Another tip: If you’re not someone that listens to hip-hop regularly, listen to the Hamilton soundtrack before attending. While I’m a proponent of going into musicals with a clean slate, I’ve heard from some more traditional theater patrons (read: older white people) that they would’ve been completely lost if they hadn’t listened before seeing it live. If someone who never listens to rap music—and therefore isn’t used to the sorts of delivery rhythms and cadences of the genre—goes in cold, it might be too hard to pick up the lyrics on first listen.

It’s Not Only Hip-Hop

While wordsmith raps form Hamilton’s core, it would be inaccurately reductionist to claim it’s only a hip-hop musical. The show peppers in classic musical theater styles: “The Story of Tonight” could be a friendship ode pulled from Rent, “That Would Be Enough” is a timeless tender love ballad, and “History Has Its Eyes on You” is a Les Misérables-worthy sweeping epic.

Furthermore, the Schuyler Sisters (Hamilton’s in-laws) come off like Revolutionary Destiny’s Child during their titular R&B number. “Non-Stop” carries a reggae tinge. “Helpless” transparently serves as Hamilton’s version of an Ashanti and Ja Rule duet. And King George III’s three numbers are blissful British Invasion tunes.

Speaking of which…

The King Rules

While the plot centers around Hamilton, Burr, Washington, Jefferson, and Eliza, the tyrannically King George III nearly steals the show in his few brief minutes of stage time. Acting as an aside from the American action, his majesty is the musical’s lone character devoted solely to comedic relief. His introduction—“You’ll Be Back”—channels the spirit of a possessive boyfriend that feels wronged, and Colonial America is his unfaithful ex. The song just drips with delightfully sinister Britpop glee. (Who knew “Cause when push comes to shove / I will kill your friends and family to remind you of my love” could be an effective line in a poppy earworm?)
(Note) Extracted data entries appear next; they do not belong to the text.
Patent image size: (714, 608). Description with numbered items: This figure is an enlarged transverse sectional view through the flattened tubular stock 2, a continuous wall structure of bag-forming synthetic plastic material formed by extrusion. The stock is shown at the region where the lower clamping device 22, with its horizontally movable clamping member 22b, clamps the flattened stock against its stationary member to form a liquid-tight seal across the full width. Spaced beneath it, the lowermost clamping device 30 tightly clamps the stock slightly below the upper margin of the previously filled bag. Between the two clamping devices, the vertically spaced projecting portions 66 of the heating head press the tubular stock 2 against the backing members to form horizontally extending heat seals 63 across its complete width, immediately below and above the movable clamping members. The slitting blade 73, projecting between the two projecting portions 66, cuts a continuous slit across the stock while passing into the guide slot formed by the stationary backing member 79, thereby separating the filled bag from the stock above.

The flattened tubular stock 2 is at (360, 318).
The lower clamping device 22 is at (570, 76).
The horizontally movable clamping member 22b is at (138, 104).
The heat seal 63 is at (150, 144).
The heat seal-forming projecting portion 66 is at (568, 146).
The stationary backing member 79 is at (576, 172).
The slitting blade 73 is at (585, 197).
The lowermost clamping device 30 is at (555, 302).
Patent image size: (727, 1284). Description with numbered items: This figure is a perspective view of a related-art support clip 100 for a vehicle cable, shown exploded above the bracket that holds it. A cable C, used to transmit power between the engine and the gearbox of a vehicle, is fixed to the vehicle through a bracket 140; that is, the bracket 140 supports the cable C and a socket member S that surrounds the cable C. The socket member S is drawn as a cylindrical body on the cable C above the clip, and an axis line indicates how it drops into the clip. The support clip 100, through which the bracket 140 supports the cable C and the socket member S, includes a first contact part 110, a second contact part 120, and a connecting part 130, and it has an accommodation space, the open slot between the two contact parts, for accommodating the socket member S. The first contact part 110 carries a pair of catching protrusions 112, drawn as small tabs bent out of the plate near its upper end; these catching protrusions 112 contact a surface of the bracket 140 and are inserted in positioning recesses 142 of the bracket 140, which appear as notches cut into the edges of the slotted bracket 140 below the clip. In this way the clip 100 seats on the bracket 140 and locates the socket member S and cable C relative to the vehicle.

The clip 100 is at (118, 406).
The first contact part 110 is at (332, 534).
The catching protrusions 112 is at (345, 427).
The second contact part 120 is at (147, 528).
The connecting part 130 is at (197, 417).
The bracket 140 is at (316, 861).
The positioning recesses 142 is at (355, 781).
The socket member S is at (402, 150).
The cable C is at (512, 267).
Don’t Come for the Choreography or Set Design

Hamilton exists primarily in its book. It’s a lyrical musical. This being the case, aspects that other musicals lean on are not emphasized. The set is simple and static with zero flair. The choreography tends to happen around the main characters rather than involve them, and never gets too showy. It makes sense—you’re not going to ask the person playing Marquis de Lafayette to do a tap routine while he’s spitting such ridiculously rapid words.

There are a few standout moments that can’t be captured just listening to the soundtrack—the bullet-time effect of a gunshot in the duel scenes springs to mind—but Hamilton does not strive to be a visual spectacle. Set your expectations accordingly.

Don’t Fear Cast Changes

When a show is as hot as Hamilton, everyone wants to be involved in it. So if a lead actor happens to be taking the night (or afternoon) off when you see the show, don’t panic. The understudy almost assuredly will be stellar.

When I saw the musical in San Francisco, an understudy (Ryan Vasquez) played Aaron Burr. He was the best person on stage that night. Hamilton’s bench is deep. We’re not talking about a late-’90s Mariners bullpen here.

It’s Still Only a Musical

If you happen to have tickets to Hamilton, congrats! You’re gonna be in the room where it happens!

If you weren’t so lucky, be reasonable. A amazing as the show may be, it’s still only people singing and dancing on stage. This won’t be it’s only run in Seattle. No show is worth paying a month’s rent for secondary-market tickets.

That said, the ticketless can try their luck playing the daily Hamilton ticket lottery via the show’s official website or app. For every performance, 40 orchestra seats will be set aside for randomly drawn winners to purchase at $10 a pop. (Get it? A Hamilton?) Don’t throw away your shot … but also don’t throw away your money.